We went to the book section and found a really cute, I'm A Big Sister book--and settled that somehow, this would be the way we'd tell Daddy later that night...


(Not trying to be all dramatic-cliff-hanger-like....but this is way long (I'm wordy, yo), and I need to feed me and my kid breakfast now, but I will write the rest later'ish and post it. Promise.)


  1. I love this b/c it totally sounds like something I'd do!

  2. This made me laugh so hard! I am a crazy POAS chick too!

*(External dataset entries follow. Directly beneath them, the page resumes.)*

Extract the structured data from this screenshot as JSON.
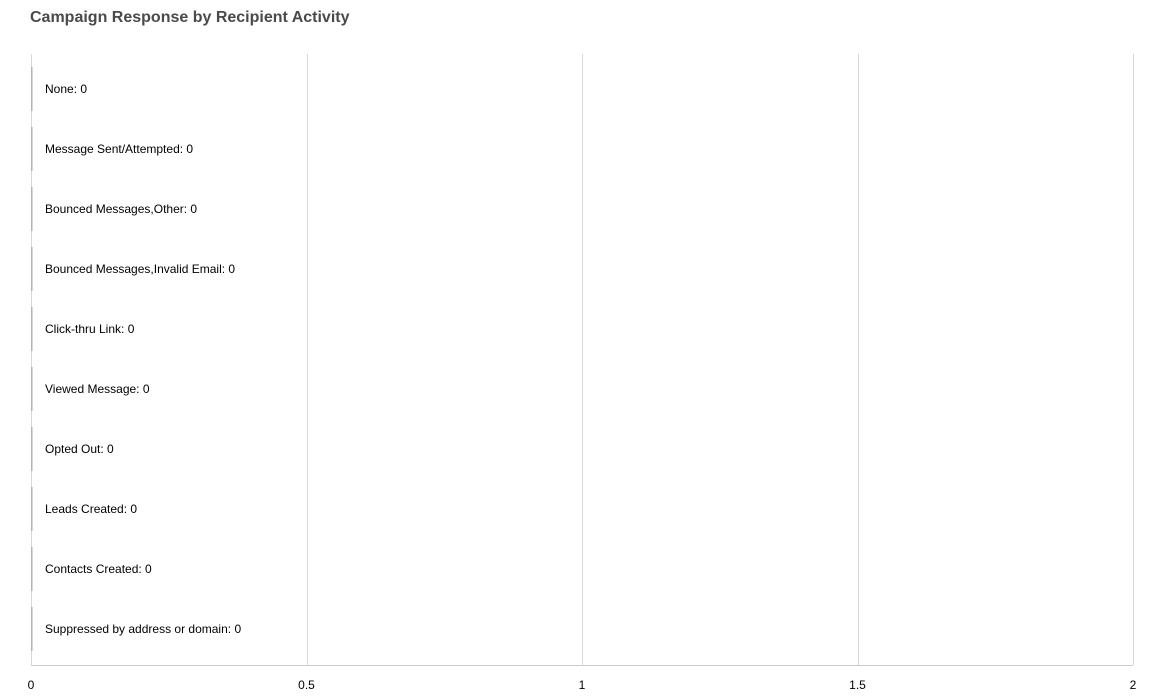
{
  "chart_data": {
    "type": "bar",
    "orientation": "horizontal",
    "title": "Campaign Response by Recipient Activity",
    "categories": [
      "None",
      "Message Sent/Attempted",
      "Bounced Messages,Other",
      "Bounced Messages,Invalid Email",
      "Click-thru Link",
      "Viewed Message",
      "Opted Out",
      "Leads Created",
      "Contacts Created",
      "Suppressed by address or domain"
    ],
    "values": [
      0,
      0,
      0,
      0,
      0,
      0,
      0,
      0,
      0,
      0
    ],
    "xlim": [
      0,
      2
    ],
    "xticks": [
      "0",
      "0.5",
      "1",
      "1.5",
      "2"
    ],
    "xtick_values": [
      0,
      0.5,
      1,
      1.5,
      2
    ],
    "grid": true,
    "legend": "none",
    "colors": {
      "grid": "#d9d9d9",
      "axis": "#cccccc",
      "bar": "#b3b3b3",
      "title": "#4a4a4a"
    }
  }
}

    When we did our IVF cycle that brought us Kate we were at my in-laws when I could start testing. So, like any normal, sane person who'd been trying to have a baby for 2 years, I packed my own red dixie cup in my carry on so I could pee in a cup and use first response line & digit tests. The thought of peeing in anything my MIL owned mortified me! Ha!

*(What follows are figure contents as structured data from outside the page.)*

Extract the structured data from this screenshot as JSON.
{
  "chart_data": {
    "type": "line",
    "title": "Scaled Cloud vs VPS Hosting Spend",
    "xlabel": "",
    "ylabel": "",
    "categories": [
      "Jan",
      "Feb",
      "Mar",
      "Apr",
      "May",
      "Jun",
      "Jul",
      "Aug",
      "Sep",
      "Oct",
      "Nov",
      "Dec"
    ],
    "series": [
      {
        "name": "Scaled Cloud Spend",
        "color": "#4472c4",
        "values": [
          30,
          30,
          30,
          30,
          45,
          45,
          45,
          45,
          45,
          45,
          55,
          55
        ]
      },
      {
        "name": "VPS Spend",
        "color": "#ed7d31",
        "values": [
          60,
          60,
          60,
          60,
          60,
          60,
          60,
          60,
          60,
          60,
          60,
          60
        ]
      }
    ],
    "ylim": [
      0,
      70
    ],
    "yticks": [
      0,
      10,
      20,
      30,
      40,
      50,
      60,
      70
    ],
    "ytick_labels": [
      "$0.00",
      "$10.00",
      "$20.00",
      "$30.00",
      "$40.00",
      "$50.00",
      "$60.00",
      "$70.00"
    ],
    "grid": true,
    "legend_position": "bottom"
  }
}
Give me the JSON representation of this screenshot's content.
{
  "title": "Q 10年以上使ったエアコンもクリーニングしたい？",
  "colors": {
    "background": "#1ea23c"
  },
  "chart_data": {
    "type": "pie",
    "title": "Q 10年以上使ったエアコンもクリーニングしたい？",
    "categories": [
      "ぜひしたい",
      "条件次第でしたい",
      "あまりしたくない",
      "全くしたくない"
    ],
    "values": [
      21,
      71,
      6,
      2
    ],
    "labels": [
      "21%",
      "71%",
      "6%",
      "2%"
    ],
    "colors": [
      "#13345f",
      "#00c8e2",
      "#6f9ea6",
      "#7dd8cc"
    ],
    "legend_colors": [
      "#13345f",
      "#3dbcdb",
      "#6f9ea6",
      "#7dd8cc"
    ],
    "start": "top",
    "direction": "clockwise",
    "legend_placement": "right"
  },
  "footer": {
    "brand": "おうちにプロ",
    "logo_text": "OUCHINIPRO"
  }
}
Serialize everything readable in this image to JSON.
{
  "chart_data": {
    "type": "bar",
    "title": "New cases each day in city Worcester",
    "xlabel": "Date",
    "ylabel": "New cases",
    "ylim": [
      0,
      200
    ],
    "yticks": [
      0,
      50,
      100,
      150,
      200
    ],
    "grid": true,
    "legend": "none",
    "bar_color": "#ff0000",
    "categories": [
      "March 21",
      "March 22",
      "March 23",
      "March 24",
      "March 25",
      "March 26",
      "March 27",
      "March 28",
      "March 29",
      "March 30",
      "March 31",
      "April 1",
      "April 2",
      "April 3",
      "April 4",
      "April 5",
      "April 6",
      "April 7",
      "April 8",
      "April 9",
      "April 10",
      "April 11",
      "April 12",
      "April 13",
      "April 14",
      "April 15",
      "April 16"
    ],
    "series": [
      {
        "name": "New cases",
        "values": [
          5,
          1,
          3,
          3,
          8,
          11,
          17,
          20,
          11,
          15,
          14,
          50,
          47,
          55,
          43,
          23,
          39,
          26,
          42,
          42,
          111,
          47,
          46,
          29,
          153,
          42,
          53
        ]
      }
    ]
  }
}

  3. Such a fun story! And I would have done the same thing to avoid going through the checkout twice at Target.

    Love it!

  4. So I'm liking the Big Sister book idea for spilling the beans. Can't wait to read the rest to find out what you did!

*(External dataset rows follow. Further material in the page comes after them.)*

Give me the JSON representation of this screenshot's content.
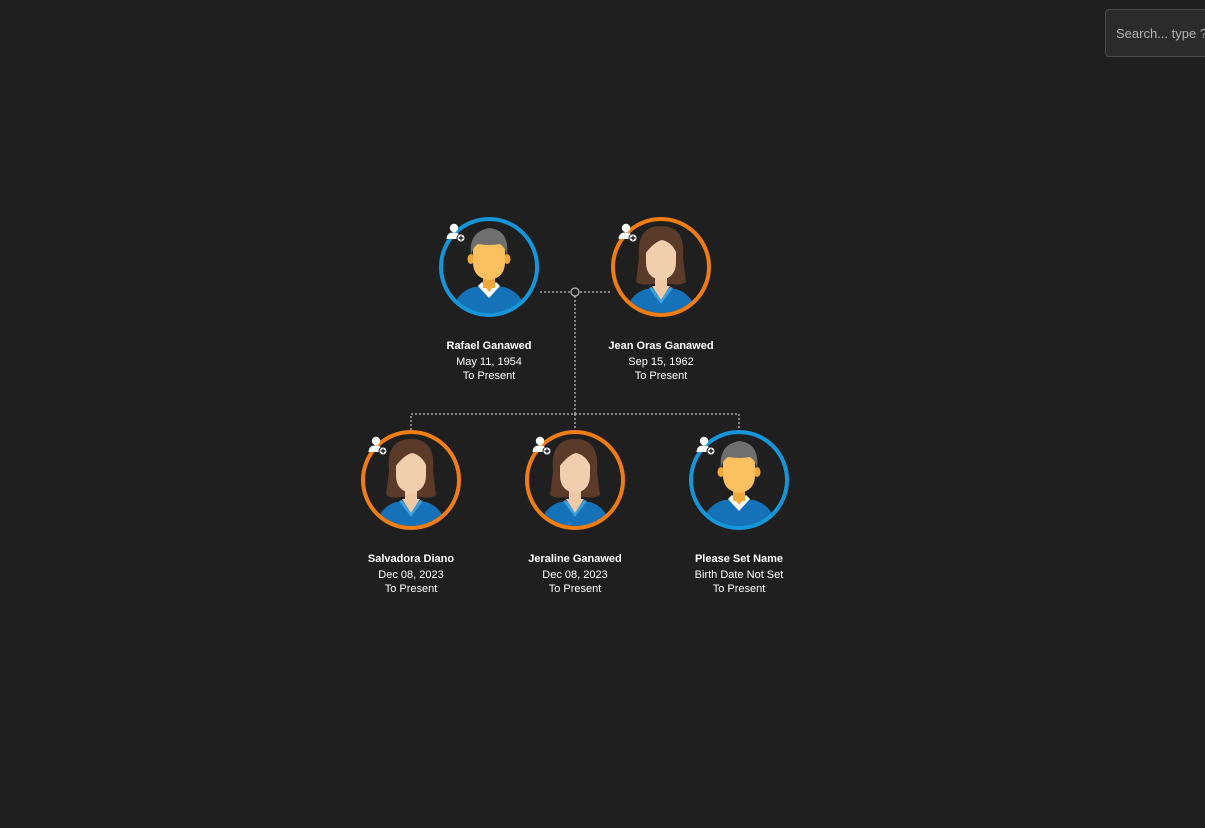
{
  "search": {
    "placeholder": "Search... type ?"
  },
  "colors": {
    "background": "#1f1f1f",
    "male_ring": "#1596d8",
    "female_ring": "#ef7d12",
    "connector": "#bbbbbb"
  },
  "people": [
    {
      "id": "rafael",
      "gender": "male",
      "avatar_icon": "male-avatar-icon",
      "name": "Rafael Ganawed",
      "date": "May 11, 1954",
      "status": "To Present"
    },
    {
      "id": "jean",
      "gender": "female",
      "avatar_icon": "female-avatar-icon",
      "name": "Jean Oras Ganawed",
      "date": "Sep 15, 1962",
      "status": "To Present"
    },
    {
      "id": "salvadora",
      "gender": "female",
      "avatar_icon": "female-avatar-icon",
      "name": "Salvadora Diano",
      "date": "Dec 08, 2023",
      "status": "To Present"
    },
    {
      "id": "jeraline",
      "gender": "female",
      "avatar_icon": "female-avatar-icon",
      "name": "Jeraline Ganawed",
      "date": "Dec 08, 2023",
      "status": "To Present"
    },
    {
      "id": "unnamed",
      "gender": "male",
      "avatar_icon": "male-avatar-icon",
      "name": "Please Set Name",
      "date": "Birth Date Not Set",
      "status": "To Present"
    }
  ]
}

  5. Oh man, can't wait to read the rest! I was freaking crazy with those pee sticks too when we were trying. Although I can't imagine trying to wrangle Phoebe and pee on that thing at the same time... Ha ha.

  6. This is too funny. I'm due any day with #3, and this was completely my story in finding out. I peed in the bathroom stall at the store too, with both kids in tow and texted a pictured to my husband...which he of course, didn't get. Men!

  7. Haha....I love the details and reality of this. Just a peeing in a Target because big sister shirts MUST be bought :)

  8. That sounds like a perfectly logical plan. I would've done the same, with the test in the public bathroom and all! Can't wait to hear the rest.

  9. Oh I TOTALLY know about the pee cup! I thought I just *had* to use only the early morning pee and it HAD to be that day and not a second later. I actually made a 'poas' station in my downstairs bathroom. And yes, I peed in a cup, I wasn't wasting 1 drop of the precious pregnancy hormone pee. Your story is awesome and I can't wait to hear the rest!

  10. This is so funny because it reminds me of every time I got pregnant. I could never tell if the faint second line was in fact, a line. I always needed a 100% for sure test. So, I'd sell everything we owned to buy the Cadillac of pregnancy tests...the digital ones that say YES or NO. Can't go wrong.

    So funny!

  11. I love it! How memorable, in such a funny way!

  12. I love that you took Target potty pics. I mean...I get that they're important. I just chuckled.

    And those pee sticks from Amazon? I HAVE THOSE. And the last 2 months I thought,, I tested...and tested...way too early...and now I have 25 more to play with (er...) this month. Gotta love 'em.

  13. My SIL used dollar store pregnancy tests for both children! I need no further proof, but will most likely buy the fancy one to make it official! Lol

  14. Oh gosh. I remember this day so well. Loveeee it.